I’ve written a tool to speed up the download time for large datasets which can be parallelized using
multiprocessing.pool.ThreadPool. My primary use case is for downloading historical price data, such as crypto prices, but I want to the tool to be open-ended enough that it could be used for any similar use case. I’m looking for some ideas on how to make the library easily adapted to whatever API a developer is working with.
One challenge I haven’t solved yet is how to limit the number of max connections per given timeframe. Any help on this would be appreciated.
The other matter I’m contemplating is how to simplify the post-processing step after the download completes. The tool will output one file for every payload received, so the end result is a folder of files, which then need to be merged together into a CSV. I’d like to make it easy for developers to provide a set of instructions the library can apply to the data before merging it all together. Some data providers will give us JSON, and others will give us CSV. Some companies will form each JSON element as key-value pairs, while others will form each element as a list. So in the first scenario, we have the column name included in every row, but in the second scenario, we may not have the columns names in our data at all. Additionally, for JSON data, we probably need to specify a branch of the JSON object that we want to keep. For example, with data from Bitstamp, the code to extract just the array of historical records is:
items = r.json()['data']['ohlc']
I don’t want end users of the tool to be forced to process the output files themselves, but I do think they should have the option. What would be a way to implement a tool that could do this? I’m thinking along the lines of using a YAML or JSON config file, where operations that the tool can perform are specified as elements in an array, and some operations may accept options. But another method could be to have the developer provide a function that receives the file content as a string, and expects the function to return an object of a certain type, but what type that should be, I’m not sure.

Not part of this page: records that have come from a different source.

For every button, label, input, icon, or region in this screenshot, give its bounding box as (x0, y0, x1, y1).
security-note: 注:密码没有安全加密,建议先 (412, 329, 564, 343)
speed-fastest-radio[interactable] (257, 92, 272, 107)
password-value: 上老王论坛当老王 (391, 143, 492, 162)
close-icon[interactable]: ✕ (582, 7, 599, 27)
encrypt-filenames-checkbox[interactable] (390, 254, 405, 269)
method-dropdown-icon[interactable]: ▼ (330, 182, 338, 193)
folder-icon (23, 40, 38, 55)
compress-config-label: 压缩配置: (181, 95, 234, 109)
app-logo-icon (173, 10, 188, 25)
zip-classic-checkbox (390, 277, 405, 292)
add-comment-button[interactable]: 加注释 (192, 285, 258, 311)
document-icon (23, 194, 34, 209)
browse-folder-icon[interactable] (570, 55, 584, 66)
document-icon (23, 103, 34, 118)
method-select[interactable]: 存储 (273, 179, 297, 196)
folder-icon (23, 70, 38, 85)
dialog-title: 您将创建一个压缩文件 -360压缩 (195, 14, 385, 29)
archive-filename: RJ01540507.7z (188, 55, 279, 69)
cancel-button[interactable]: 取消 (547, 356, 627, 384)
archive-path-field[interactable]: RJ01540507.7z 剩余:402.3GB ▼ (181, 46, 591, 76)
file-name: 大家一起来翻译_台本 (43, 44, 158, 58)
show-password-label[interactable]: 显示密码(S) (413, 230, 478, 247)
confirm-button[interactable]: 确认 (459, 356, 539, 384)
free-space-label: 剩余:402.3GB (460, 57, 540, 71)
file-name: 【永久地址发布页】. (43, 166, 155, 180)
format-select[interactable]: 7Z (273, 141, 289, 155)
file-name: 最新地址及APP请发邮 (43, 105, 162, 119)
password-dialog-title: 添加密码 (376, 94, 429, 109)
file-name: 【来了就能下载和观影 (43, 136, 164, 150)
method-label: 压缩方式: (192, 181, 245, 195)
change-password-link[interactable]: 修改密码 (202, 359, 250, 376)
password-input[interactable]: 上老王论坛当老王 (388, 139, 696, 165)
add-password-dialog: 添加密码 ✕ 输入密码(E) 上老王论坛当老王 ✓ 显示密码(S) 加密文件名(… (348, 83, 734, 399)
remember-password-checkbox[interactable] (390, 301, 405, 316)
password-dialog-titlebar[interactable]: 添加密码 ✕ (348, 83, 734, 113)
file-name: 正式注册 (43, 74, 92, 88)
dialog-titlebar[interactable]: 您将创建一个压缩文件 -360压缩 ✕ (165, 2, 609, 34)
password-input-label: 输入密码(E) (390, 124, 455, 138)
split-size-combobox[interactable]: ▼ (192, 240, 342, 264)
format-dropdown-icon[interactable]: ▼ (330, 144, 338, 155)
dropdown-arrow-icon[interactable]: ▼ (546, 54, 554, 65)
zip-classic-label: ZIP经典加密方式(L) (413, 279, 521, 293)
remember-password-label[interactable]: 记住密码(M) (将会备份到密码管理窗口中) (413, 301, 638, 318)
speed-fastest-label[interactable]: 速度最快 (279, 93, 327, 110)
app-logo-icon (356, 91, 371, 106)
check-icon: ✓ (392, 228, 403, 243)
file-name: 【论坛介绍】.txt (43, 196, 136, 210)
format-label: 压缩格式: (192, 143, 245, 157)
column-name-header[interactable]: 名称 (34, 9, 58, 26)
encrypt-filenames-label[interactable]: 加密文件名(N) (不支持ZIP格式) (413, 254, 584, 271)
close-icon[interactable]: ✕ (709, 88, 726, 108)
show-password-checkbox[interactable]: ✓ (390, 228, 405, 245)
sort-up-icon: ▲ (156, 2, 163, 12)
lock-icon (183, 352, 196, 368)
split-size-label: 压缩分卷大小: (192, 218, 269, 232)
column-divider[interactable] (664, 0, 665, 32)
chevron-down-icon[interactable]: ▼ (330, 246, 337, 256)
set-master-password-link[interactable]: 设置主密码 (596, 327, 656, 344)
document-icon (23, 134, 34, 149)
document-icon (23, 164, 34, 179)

A string response, or a list of strings, may work, but a pandas dataframe would probably be more useful for ensuring proper row order. Thoughts?
To make the tool open ended I would keep it in three parts:
- The data collector itself.
- The manifest that is interpreted by the collector and which contains the prescriptive format that the data source needs to be interpreted as.
- The interpreter that reads the manifests and gives that as a task to the data collector.
Finally I would shy away from using CSV. I’ve spent 20 years parsing CSV files and they contain an intractable problem summarised by the W3C: CSV on the Web: Use Cases and Requirements
See more here: github pandas issue 42479 and here: root-11 notes on text as tables
Instead I would recommend to collect the data in HDF5 using h5py as interface as HDF5 gives concurrent reads/writes and has a searchable structure.
… Just my 5p
Do you mean the connection event itself? Or the whole connect/download process?
I would be inclined to use a
Semaphore for this. Set the semaphore to the max connections in your timeframe. Surround the whole connection/fetch with your semaphore:
… or just the “connect” if you’re just rate limiting the connections.
Have a separate ticker function which polls the semaphore value as time passes, and calls
sem.release() as the time allows more connections. You’ll need a little mucking about to avoid an underflow (too many
release() calls). I once wrote an
AdjustableSemaphore class for this kind of thing, code here: Bitbucket
It is not heavily tested, but I’d use it to give the semaphore more capacity as the time passed in the ticker.
@root-11 I hear you on the CSV issue. Thanks for sharing this link, this is really on point. I think you’re right, CSV should not be the recommended or only output option from this tool. I picked CSV because it seemed to be preferred by pandas, and I’m just recently wading into the data science world. I’ll experiment with h5py, thanks.
@cameron yes, I need to rate-limit the connections. Certain data providers ban IP’s if they exceed the max concurrent connections per given time period. Thanks for the advice and bitbucket link, this looks like the thing I was needing!
FYI, you can
pip install cs.threads if you want the class trivially.
The other crude but simple approach you could take is like this:
mutex = Lock()
i.e. require a mutex for the connect, release it the right amount of time later to prevent a too-fast connect afterwards.